Is there a shuttle service for private boaters on Northgate Canyon? We're looking to run it Memorial Day weekend.

Thanks, Patrick


----------



## Captain (Sep 8, 2013)

Usually it's a Wyoming carpool around those parts. I wouldnt bet on it, but there might be a chance of finding a ride at the put in.


----------



## WillYates (Aug 3, 2007)

Nothing personal but I feel like no one does any research anymore
Hacks tackle 307-326-9823
Spirit west Lynn 307-327-5753
Both are not cheap, $100+. Easier to just do it yourself. 


Sent from my iPhone using Mountain Buzz


----------



## pwilson5114 (Mar 12, 2008)

Thanks. What do you call this?


----------



## Jensjustduckie (Jun 29, 2007)

pwilson5114 said:


> Thanks. What do you call this?


I call this begging other people for things you coulda Googled....


----------



## glenn (May 13, 2009)

Jensjustduckie said:


> I call this begging other people for things you coulda Googled....

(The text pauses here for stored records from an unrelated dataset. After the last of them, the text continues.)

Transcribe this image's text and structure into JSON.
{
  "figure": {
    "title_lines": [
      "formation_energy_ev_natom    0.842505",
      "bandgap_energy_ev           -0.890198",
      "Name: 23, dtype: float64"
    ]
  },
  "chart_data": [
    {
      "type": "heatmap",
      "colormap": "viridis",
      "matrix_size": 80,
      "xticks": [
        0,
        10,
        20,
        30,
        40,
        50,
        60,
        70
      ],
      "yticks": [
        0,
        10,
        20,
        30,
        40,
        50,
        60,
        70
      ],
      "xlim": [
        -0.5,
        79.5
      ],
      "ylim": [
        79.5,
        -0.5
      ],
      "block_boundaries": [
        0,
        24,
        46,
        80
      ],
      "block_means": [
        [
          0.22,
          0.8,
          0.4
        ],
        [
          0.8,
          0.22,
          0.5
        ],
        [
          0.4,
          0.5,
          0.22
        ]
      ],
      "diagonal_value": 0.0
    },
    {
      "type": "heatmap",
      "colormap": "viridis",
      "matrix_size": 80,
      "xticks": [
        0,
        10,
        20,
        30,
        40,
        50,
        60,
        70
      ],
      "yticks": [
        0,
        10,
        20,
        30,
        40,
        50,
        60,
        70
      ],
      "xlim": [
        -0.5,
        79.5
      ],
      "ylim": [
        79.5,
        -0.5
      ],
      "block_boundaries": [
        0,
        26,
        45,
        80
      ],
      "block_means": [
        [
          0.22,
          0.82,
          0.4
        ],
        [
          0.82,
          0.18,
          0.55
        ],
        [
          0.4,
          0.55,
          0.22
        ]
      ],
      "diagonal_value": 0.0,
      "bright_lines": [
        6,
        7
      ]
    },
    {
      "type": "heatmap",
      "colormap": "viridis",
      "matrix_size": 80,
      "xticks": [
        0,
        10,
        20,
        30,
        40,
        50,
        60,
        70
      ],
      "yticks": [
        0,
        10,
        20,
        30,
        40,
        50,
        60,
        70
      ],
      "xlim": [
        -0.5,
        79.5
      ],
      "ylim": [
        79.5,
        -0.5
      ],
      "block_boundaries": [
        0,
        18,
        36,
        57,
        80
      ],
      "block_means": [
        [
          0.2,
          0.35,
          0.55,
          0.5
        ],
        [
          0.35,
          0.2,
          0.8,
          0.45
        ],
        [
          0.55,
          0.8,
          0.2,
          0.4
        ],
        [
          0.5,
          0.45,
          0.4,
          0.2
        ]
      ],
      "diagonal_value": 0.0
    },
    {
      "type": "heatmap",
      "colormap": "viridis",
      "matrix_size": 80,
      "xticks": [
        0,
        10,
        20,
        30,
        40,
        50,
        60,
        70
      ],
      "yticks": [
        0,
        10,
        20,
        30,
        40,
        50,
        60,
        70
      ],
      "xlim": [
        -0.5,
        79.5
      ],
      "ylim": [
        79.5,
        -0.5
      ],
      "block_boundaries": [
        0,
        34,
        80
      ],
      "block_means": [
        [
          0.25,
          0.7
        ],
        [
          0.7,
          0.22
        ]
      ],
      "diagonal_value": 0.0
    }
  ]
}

Meh, there's shuttle services available through word of mouth only and some other companies that have bad reputations that you may or may not be able to figure out from the googlez.


----------



## whitewaterjunkie (Feb 8, 2006)

The shuttle from Routt to Six-Mile only takes about 30 minutes round-trip. Paying $100 for a shuttle service is not necessary unless money is no issue. Even if that's the case, I wouldn't do it out of principle. You can be almost totally certain there will be other boaters putting in at Routt (on Memorial weekend) who you can team up with to run a quick shuttle. Or, you can walk the dirt road (about a mile) to the highway from the Six-Mile take out and hitchhike back to the put-in. We showed up at the put-in last Sunday with just one vehicle, had it shuttled thanks to other boaters, and were launching within an hour of arriving.


----------



## cpollema (Mar 9, 2009)

Has anyone driven the roads to Pickaroon or Bennett this year and could provide an update on the condition of the roads? Thinking about an overnight, but not sure if we will do okay with trailers this time of year. Thanks!


Sent from my iPhone using Mountain Buzz


----------



## pwilson5114 (Mar 12, 2008)

We're looking to run from Routt all the way down to Bennett Peak/or Treasure Island. Do you think it's doable to hitch hike back from that distance or partner with someone to shuttle? Launch Saturday and takeout Sunday eve.


----------



## whitewaterjunkie (Feb 8, 2006)

Sorry, I've never been down there, so I can't say from experience.


----------



## Hey Zeus (Mar 19, 2007)

pwilson5114 said:


> We're looking to run from Routt all the way down to Bennett Peak/or Treasure Island. Do you think it's doable to hitch hike back from that distance or partner with someone to shuttle? Launch Saturday and takeout Sunday eve.


bennett is deep in... 20 miles of dirt road. I'd never try to hitch that. I really like Lynn and Spirit West.


----------